UN Secretary-General Antonio Guterres acknowledged China’s anti-poverty campaign over the past few years, calling it “the most important contribution” to the global poverty reduction cause.
Combined with past achievements, China has contributed to over 70 percent of the global reduction in poverty, showed World Bank statistics.
In 2020, the French newspaper “Le Monde,” for example, wrote about China’s “pair-up” practice, which pairs poor western regions with their wealthier eastern counterparts to receive dedicated support on capital, technology, personnel and other resources to fight poverty.
The “pair-up” model has long been in practice. As an official in east China’s Fujian Province in 1997, Xi was in charge of Fujian’s pairing assistance to northwest China’s Ningxia Hui Autonomous Region. He had pushed for a relocation project during the tenure. The relocated town is home to 60,000 people today and thrives on mushroom farming and wine manufacturing.
Inspired by China’s experience in poverty eradication, Lao leader Bounnhang Vorachith had traveled to Shibadong Village — where the idea of targeted poverty alleviation had been put forward.

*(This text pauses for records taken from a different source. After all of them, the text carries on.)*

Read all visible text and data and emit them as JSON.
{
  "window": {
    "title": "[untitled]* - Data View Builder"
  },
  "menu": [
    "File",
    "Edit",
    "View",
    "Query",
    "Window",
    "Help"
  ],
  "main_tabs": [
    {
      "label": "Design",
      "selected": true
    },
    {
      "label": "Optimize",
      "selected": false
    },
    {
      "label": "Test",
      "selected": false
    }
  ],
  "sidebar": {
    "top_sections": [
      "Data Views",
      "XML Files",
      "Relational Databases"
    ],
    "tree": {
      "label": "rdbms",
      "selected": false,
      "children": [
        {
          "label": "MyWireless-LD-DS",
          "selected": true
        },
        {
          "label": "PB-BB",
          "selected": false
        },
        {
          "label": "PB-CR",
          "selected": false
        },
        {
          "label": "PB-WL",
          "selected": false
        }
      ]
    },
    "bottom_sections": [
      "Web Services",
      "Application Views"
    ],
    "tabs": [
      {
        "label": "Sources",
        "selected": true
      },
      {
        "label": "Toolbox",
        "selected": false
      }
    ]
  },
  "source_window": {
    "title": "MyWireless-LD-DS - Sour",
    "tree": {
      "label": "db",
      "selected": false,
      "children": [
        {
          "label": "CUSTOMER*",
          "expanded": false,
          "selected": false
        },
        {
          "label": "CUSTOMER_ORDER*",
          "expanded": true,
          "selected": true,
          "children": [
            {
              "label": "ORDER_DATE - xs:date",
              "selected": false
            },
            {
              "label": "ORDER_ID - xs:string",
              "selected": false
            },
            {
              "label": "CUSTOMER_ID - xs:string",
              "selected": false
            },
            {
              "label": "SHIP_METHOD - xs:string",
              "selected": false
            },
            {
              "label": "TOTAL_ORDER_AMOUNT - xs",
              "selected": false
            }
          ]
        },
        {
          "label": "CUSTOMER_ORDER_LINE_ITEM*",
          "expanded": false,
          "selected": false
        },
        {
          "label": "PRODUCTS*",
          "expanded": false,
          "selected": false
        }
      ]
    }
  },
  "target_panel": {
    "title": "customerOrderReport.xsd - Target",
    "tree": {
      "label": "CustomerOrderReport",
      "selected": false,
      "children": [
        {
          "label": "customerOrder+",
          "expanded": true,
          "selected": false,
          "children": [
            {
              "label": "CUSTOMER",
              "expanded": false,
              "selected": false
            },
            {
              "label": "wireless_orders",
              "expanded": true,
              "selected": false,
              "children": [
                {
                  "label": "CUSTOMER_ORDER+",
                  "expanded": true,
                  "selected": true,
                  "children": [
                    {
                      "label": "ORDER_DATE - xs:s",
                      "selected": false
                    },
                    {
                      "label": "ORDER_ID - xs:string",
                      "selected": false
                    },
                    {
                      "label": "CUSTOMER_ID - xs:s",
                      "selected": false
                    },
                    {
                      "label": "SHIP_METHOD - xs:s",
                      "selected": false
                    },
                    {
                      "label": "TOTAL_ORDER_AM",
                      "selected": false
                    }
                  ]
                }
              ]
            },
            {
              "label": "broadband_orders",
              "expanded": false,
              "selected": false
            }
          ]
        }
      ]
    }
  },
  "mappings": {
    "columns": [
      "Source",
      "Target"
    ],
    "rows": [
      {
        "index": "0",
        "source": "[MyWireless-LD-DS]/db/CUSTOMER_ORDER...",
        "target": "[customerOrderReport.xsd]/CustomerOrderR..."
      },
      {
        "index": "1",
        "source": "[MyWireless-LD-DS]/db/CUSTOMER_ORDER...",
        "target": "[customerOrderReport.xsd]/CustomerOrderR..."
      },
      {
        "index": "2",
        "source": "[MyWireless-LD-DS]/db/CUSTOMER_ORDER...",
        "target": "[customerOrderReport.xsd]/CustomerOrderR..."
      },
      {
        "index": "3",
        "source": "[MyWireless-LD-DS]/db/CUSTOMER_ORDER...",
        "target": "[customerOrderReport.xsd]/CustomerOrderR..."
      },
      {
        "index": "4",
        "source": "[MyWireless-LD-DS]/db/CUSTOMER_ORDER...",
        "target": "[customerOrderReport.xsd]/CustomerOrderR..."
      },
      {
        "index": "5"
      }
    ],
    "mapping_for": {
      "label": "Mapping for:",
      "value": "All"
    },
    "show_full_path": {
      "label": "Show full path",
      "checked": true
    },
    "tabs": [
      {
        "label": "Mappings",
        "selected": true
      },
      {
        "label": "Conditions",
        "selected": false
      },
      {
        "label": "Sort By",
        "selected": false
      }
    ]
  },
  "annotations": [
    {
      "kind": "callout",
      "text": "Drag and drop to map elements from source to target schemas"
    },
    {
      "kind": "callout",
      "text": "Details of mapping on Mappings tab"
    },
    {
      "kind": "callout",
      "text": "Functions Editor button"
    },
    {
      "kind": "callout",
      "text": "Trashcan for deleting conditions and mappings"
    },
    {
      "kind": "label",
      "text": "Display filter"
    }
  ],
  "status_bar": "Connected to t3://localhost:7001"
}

He also visited Ningde, a poor region where Xi had worked during his tenure in Fujian.
After lifting hundreds of millions of people out of poverty, China can share what it has learned with the rest of the world, said U.S. billionaire philanthropist Bill Gates, whose foundation works with Chinese partners in this regard.
To prevent people from slipping back into poverty, China has been keeping an eye on vulnerable groups so as to spot their difficulties at the earliest stage possible and offer timely help.
For counties that newly emerged from poverty, China set a five-year transition period during which previous targeted anti-poverty policies will continue. The measure aims to ensure these counties can smoothly shift to the rural vitalization strategy.
The strategy is an equally challenging task that aims to build rural areas into thriving businesses, with a pleasant living environment, social etiquette and civility, effective governance, and prosperity.
“We still need to stay tenacious like a bamboo deeply rooted in the rocks, keep our feet on the ground, and work hard to paint a magnificent picture of rural vitalization, and steadily march ahead towards the goal of common prosperity,” Xi said in 2021 New Year speech.